Celah yang muncul dalam relasi antara agama dan lingkungan di kalangan masyarakat Indonesia lalu dimanfaatkan oleh MOSAIC, sebuah forum bersama yang terdiri dari para pemimpin, organisasi dan gerakan Muslim lintas entitas, untuk dapat menjawab tantangan dalam perubahan iklim melalui pendekatan agama.
Pembentukan MOSAIC, yang merupakan akronim dari Muslims for Shared Actions on Climate Impact, juga didasari oleh tingginya kepercayaan masyarakat terhadap pemuka agama seperti yang tercermin dalam jajak pendapat awal yang mereka lakukan di awal pembentukan.

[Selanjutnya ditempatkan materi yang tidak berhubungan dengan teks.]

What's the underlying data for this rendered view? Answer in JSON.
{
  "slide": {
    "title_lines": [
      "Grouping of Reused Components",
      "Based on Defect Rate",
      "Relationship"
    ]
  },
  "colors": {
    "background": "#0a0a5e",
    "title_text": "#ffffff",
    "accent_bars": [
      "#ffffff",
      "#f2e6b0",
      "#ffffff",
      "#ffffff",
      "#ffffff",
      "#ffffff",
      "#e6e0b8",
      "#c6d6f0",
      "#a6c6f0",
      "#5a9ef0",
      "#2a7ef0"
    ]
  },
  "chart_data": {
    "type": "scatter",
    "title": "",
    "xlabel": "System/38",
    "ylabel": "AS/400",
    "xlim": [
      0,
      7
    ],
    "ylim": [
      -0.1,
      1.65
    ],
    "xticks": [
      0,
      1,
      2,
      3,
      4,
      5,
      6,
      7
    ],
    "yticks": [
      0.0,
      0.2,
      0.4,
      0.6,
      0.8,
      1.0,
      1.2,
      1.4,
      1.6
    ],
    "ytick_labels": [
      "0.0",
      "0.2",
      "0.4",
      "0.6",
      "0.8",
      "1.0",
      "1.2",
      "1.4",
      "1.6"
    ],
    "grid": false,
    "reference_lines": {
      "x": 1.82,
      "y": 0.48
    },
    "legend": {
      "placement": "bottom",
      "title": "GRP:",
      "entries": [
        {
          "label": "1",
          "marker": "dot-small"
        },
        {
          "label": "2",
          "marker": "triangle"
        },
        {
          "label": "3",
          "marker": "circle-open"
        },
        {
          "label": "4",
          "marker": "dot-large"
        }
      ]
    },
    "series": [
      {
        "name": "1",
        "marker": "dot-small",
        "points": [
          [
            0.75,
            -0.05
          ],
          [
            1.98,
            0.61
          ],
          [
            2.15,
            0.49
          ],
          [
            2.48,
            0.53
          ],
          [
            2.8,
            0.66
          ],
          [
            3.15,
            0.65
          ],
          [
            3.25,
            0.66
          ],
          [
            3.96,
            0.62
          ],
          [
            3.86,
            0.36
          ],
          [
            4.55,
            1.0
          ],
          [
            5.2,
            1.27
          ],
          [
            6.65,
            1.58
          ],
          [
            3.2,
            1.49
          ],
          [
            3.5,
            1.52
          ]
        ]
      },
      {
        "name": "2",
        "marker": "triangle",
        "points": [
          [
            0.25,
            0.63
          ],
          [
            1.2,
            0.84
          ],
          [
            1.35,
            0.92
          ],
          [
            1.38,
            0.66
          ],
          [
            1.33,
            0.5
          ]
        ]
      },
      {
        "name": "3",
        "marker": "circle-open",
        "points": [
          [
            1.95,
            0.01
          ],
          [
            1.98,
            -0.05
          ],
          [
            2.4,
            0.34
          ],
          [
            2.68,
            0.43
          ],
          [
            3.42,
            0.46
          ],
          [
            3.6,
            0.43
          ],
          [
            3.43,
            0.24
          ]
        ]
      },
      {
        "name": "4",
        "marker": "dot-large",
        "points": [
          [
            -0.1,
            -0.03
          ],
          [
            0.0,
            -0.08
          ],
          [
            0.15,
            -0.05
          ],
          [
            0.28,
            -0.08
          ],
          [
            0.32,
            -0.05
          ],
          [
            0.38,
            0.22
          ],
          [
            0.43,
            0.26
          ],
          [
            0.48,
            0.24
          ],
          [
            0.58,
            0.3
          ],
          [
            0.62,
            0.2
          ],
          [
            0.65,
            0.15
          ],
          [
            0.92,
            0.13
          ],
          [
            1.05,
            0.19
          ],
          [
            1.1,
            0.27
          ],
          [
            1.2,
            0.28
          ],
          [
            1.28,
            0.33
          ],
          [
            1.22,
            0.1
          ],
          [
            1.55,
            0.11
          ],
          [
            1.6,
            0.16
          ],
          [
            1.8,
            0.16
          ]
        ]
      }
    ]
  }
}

“Salah satu yang menarik adalah ketika kita tanya tentang trusted messenger atau pembawa pesan [yang] efektif untuk isu perubahan iklim, pemuka agama itu menempati nomor dua, bahkan di atas Presiden Jokowi,” kata Aldy Permana, anggota MOSAIC, kepada VOA.
Agama sebagai Medium
Mulai digodok dari tahun 2021, cikal bakal MOSAIC resmi diluncurkan melalui Kongres Umat Islam untuk Indonesia Lestari yang diadakan di Jakarta pada 28 dan 29 Juli 2022. Nama MOSAIC sendiri disepakati pada bulan April tahun ini dengan kanal media sosial Umat Untuk Semesta hadir sebagai akun kampanye utama dari gerakan ini.
Gerakan yang mencakup organisasi Islam besar seperti Lembaga Penanggulangan Bencana dan Perubahan Iklim Nahdlatul Ulama (LPBI NU) dan Majelis Lingkungan Hidup PP Muhammadiyah, hadir dengan berbagai program yang menyasar persoalan lingkungan dan berupaya menyediakan solusi atas tantangan perubahan iklim yang saat ini muncul.
MOSAIC saat ini telah menjalankan sejumlah program seperti Bengkel Hijrah Iklim, yang merupakan sebuah pelatihan bagi anak muda untuk dapat membuat gerakan di bidang lingkungan dengan mengintegrasikan nilai-nilai keislaman, serta Sedekah Energi, pemberian panel surya sekaligus pelatihan kepada para pengurus masjid untuk merawat panel surya. MOSAIC juga berencana untuk meluncurkan program wakaf hutan sebagai bagian dari kegiatannya.
Program Sedekah Energi yang berlangsung dari bulan Februari hinggal Juli tahun ini misalnya telah berhasil memasang panel surya di Masjid Al Ummah Al Islamiyah, Sembalun, Nusa Tenggara Barat, dan Masjid Al-Muharram di Yogyakarta. Pada program di Yogyakarta, publik dapat berpartisipasi dalam crowdfunding di mana dananya digunakan dalam implementasi program tersebut.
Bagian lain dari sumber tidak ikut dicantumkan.